С уважением, Анатолий Аргунов


               Станция Кушавера, на которой я родился, ничем особенным не выделялась. Небольшой островок среди болот и лесов Ленинградской области. В двух десятках метрах от путейского барака, где жила моя семья, стоял километровый столб на обочине железной дороги, выкрашенный в белый цвет, внизу он опирался на бетонное кольцо с красной звездой посередине, а вверху две досочки с цифрами. На одной стороне, обращенной в сторону Ленинграда, стояли цифры  241, что обозначало, что до Ленинграда двести сорок один километр. А на другой стороне –576, такое количество километров до Москвы. Эти два измерения стали определяющим в моей судьбе. Я с детства решил,  что если куда и поеду, то только в Ленинград. Город, где есть море, река Нева и легендарный крейсер «Аврора». И там же жили мои тетки, дядъя и другие родственники, поселившись туда кто когда,некоторые еще до революции. Во время войны многих поубивали  или они умерли в блокаду. Только две тетушки: Серафима и Анастасия выжили в том аду. Моя семья осталась на родине своих предков- в деревне Аргуново. Отец еще до войны ушел на железную дорогу, став путейцем,  потом помощником машиниста паровоза, а мать устроилась  работать на  картонную фабрику «Красная Звезда». Станция стала местом проживания многих вышедших на свободу заключённых после большой амнистии в 1953 году.В большие города бывших зэков не пускали ,а раскидывали по глухим местам,где была хоть какая-то работа.

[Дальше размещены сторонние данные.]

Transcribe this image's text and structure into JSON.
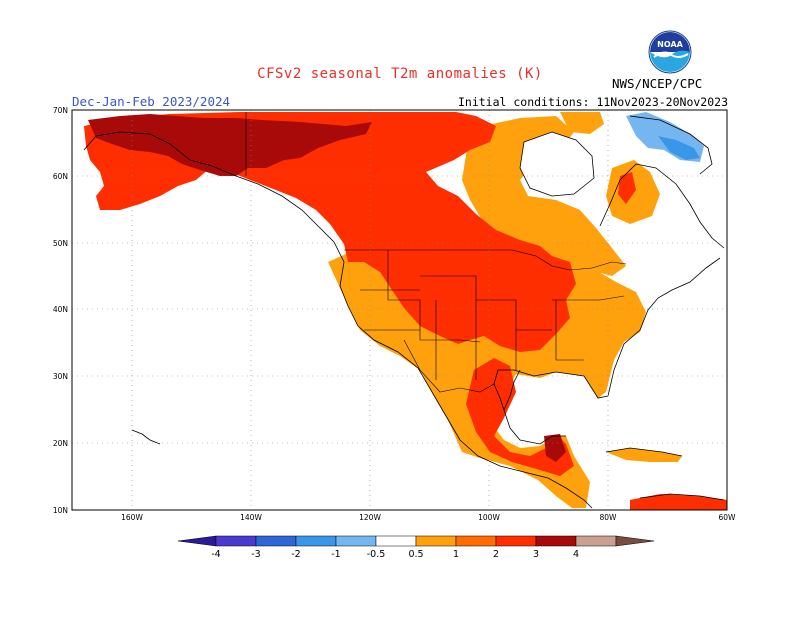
{
  "header": {
    "title": "CFSv2 seasonal T2m anomalies (K)",
    "period": "Dec-Jan-Feb 2023/2024",
    "initial_conditions": "Initial conditions: 11Nov2023-20Nov2023",
    "agency": "NWS/NCEP/CPC",
    "logo_text": "NOAA"
  },
  "map": {
    "lat_labels": [
      "70N",
      "60N",
      "50N",
      "40N",
      "30N",
      "20N",
      "10N"
    ],
    "lon_labels": [
      "160W",
      "140W",
      "120W",
      "100W",
      "80W",
      "60W"
    ],
    "region": "North America",
    "lon_range": [
      -170,
      -60
    ],
    "lat_range": [
      10,
      70
    ]
  },
  "colorbar": {
    "boundary_labels": [
      "-4",
      "-3",
      "-2",
      "-1",
      "-0.5",
      "0.5",
      "1",
      "2",
      "3",
      "4"
    ],
    "colors": [
      "#2a1a9a",
      "#4a3ad0",
      "#2f66d6",
      "#3a96e6",
      "#76b6f0",
      "#ffffff",
      "#ffa10d",
      "#ff6c00",
      "#ff2e00",
      "#a80a0a",
      "#c9a092",
      "#7a4c40"
    ]
  },
  "anomaly_fields": {
    "warm_05_1": "Alaska coast, Canadian Arctic archipelago edge, Quebec/Labrador, Texas/Gulf coast, southeastern US, Mexico",
    "warm_1_2": "western and central Canada, northern and central US, Great Lakes",
    "warm_2_3": "northern Alaska, Brooks Range, southern Mexico",
    "cool_neg05_neg1": "Baffin Island / southern Greenland edge",
    "neutral": "Hudson Bay, Atlantic provinces, Pacific Ocean, Atlantic Ocean"
  }
}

Так задолго до школы я сошелся и подружился с мальчишками, которые появились на нашем полустанке  после смерти Сталина. День смерти  вождя помню плохо, отрывками. В памяти запечатлился паровоз,который прибыл на станцию с портретом Сталина в черной рамке. У железнодорожного вокзала собрался народ. Начальник станции ударил три раза в колокол, На крыльцо вышел какой-то важный мужчина, в коричневом пальто, с черным каракулевым воротником и белоснежных фетровых бурках на ногах. Он снял шапку и долго, что-то говорил. Некоторые из знакомых тетенек плакали, мужики угрюмо стояли, не говоря ни слова. Лишь старушки крестились неизвестно куда и кому, кланялись и молились. Вечером отец с матерью молчаливо сидели, будто как проглотили кол, смотрели на нас, четверых гавриков, уплетающих картошку залитую сметаной и яйцами.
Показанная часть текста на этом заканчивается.